According to many studies, in cases of stroke, FLAIR signal intensity changes are variable and mostly detected within 6–12 h after onset of symptoms. In management plan of stroke cases, presence of restricted diffusion and negative FLAIR findings has been adequate to begin therapy [6, 7]. Many recent studies reported that positive diffusion restriction while negative FLAIR sequence study indicates that the stroke is less than 6 h old [3, 8]. Thomalla et al.  reported that (in 120 consecutive patients with stroke) positive findings in DWI and negative FLAIR findings were highly suggestive that the stroke was less than 3 h old. Similar results were reported by Aoki et al.  (of 333 consecutive patients with stroke). However, it is important to know how much signal intensity can vary at FLAIR imaging as there was reported one patient with no positive FLAIR findings until 24 h after positive changes detected in DWI and ADC map .
On the other hand, many patients with acute stroke show false-negative findings at DWI, while showing positive findings in FLAIR .
In cases of acute stroke, bright signal intensity of the large and small vessels may be seen on FLAIR sequence as the only positive changes of the brain that indicate early ischemic infarction. This finding known as “FLAIR vascular hyperintensity (FVH)” also, known as hyperintense vessel sign or arterial hyperintensity . The pathophysiologic basis of this sign still unclear, however there are many theories like slowly or stagnant blood flow, intraluminal thrombus or embolus. Arterial hyperintensity may be detected at FLAIR imaging very early in acute stroke, within 0–2 h after onset of symptoms [13, 14].

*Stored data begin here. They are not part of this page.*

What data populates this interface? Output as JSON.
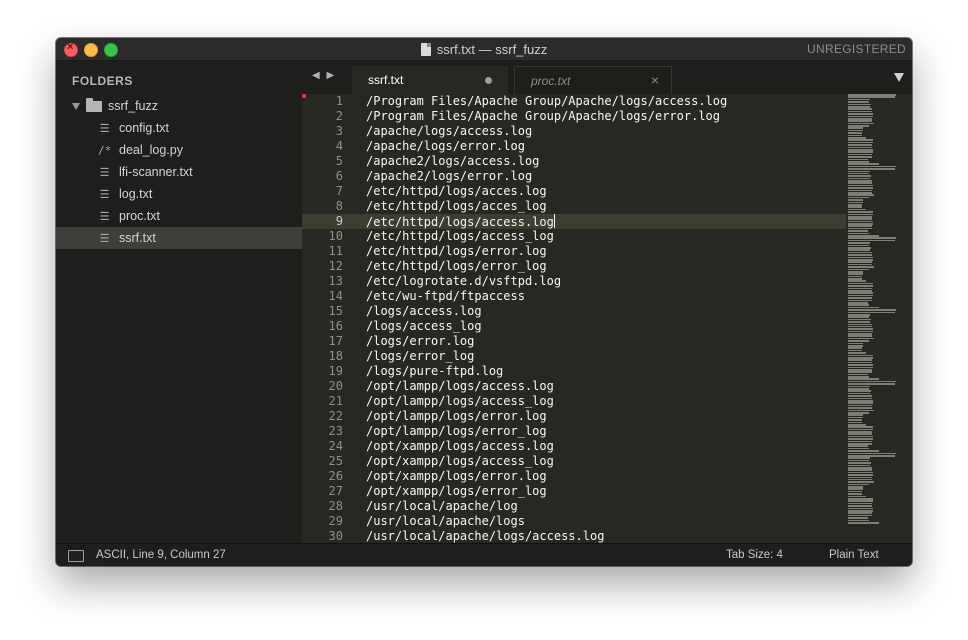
{
  "window": {
    "title": "ssrf.txt — ssrf_fuzz",
    "registration": "UNREGISTERED",
    "colors": {
      "background": "#272822",
      "sidebar": "#1e1f1c",
      "current_line": "#3e3d32",
      "close": "#fc605c",
      "minimize": "#fdbc40",
      "zoom": "#34c84a"
    }
  },
  "sidebar": {
    "heading": "FOLDERS",
    "folder": "ssrf_fuzz",
    "files": [
      {
        "name": "config.txt",
        "icon": "lines-icon",
        "glyph": "☰",
        "selected": false
      },
      {
        "name": "deal_log.py",
        "icon": "comment-icon",
        "glyph": "/*",
        "selected": false
      },
      {
        "name": "lfi-scanner.txt",
        "icon": "lines-icon",
        "glyph": "☰",
        "selected": false
      },
      {
        "name": "log.txt",
        "icon": "lines-icon",
        "glyph": "☰",
        "selected": false
      },
      {
        "name": "proc.txt",
        "icon": "lines-icon",
        "glyph": "☰",
        "selected": false
      },
      {
        "name": "ssrf.txt",
        "icon": "lines-icon",
        "glyph": "☰",
        "selected": true
      }
    ]
  },
  "tabs": [
    {
      "label": "ssrf.txt",
      "active": true,
      "dirty": true
    },
    {
      "label": "proc.txt",
      "active": false,
      "dirty": false,
      "close": "×"
    }
  ],
  "editor": {
    "current_line": 9,
    "line_numbers": [
      "1",
      "2",
      "3",
      "4",
      "5",
      "6",
      "7",
      "8",
      "9",
      "10",
      "11",
      "12",
      "13",
      "14",
      "15",
      "16",
      "17",
      "18",
      "19",
      "20",
      "21",
      "22",
      "23",
      "24",
      "25",
      "26",
      "27",
      "28",
      "29",
      "30"
    ],
    "lines": [
      "/Program Files/Apache Group/Apache/logs/access.log",
      "/Program Files/Apache Group/Apache/logs/error.log",
      "/apache/logs/access.log",
      "/apache/logs/error.log",
      "/apache2/logs/access.log",
      "/apache2/logs/error.log",
      "/etc/httpd/logs/acces.log",
      "/etc/httpd/logs/acces_log",
      "/etc/httpd/logs/access.log",
      "/etc/httpd/logs/access_log",
      "/etc/httpd/logs/error.log",
      "/etc/httpd/logs/error_log",
      "/etc/logrotate.d/vsftpd.log",
      "/etc/wu-ftpd/ftpaccess",
      "/logs/access.log",
      "/logs/access_log",
      "/logs/error.log",
      "/logs/error_log",
      "/logs/pure-ftpd.log",
      "/opt/lampp/logs/access.log",
      "/opt/lampp/logs/access_log",
      "/opt/lampp/logs/error.log",
      "/opt/lampp/logs/error_log",
      "/opt/xampp/logs/access.log",
      "/opt/xampp/logs/access_log",
      "/opt/xampp/logs/error.log",
      "/opt/xampp/logs/error_log",
      "/usr/local/apache/log",
      "/usr/local/apache/logs",
      "/usr/local/apache/logs/access.log"
    ]
  },
  "status": {
    "position": "ASCII, Line 9, Column 27",
    "tab_size": "Tab Size: 4",
    "syntax": "Plain Text"
  }
}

The sensitivity of this sign is highest during the first 6 h after symptom onset then decreased by time. It is commonly seen at the Sylvain fissure, followed by the cortical sulci, the horizontal segments of the middle cerebral arteries in the affected middle cerebral artery distribution and rarely seen at the posterior cerebral arteries. FVH sign can be easily missed if the radiologist does not aware or actively looking for it [1, 3].
The presence of FVH in association with the positive restricted DWI is an indication of impending infarction and needs rapid management and flow augmentation strategies [6, 7]. Sometimes, FVH can precede diffusion abnormalities as in our case. One of the recent studies reported that the area of the FVH almost equal to that of a perfusion abnormality, particularly in patients examined within 6 h of symptom onset .
Other recent studies reported that the presence of FVHs beyond the boundaries of a restricted DWI area (FVH-DWI mismatch) is suggestive of a large penumbra in PWI and cope with (PWI-DWI mismatch) that indicate large infarct growth .
Another quantitative analyses study done by Nomura et al.  based in comparison of the hypoperfusion between the FVH low and FVH high groups. They reported that the large hypoperfusion area was detected in patients with FVH high group more than patients with FVH low group.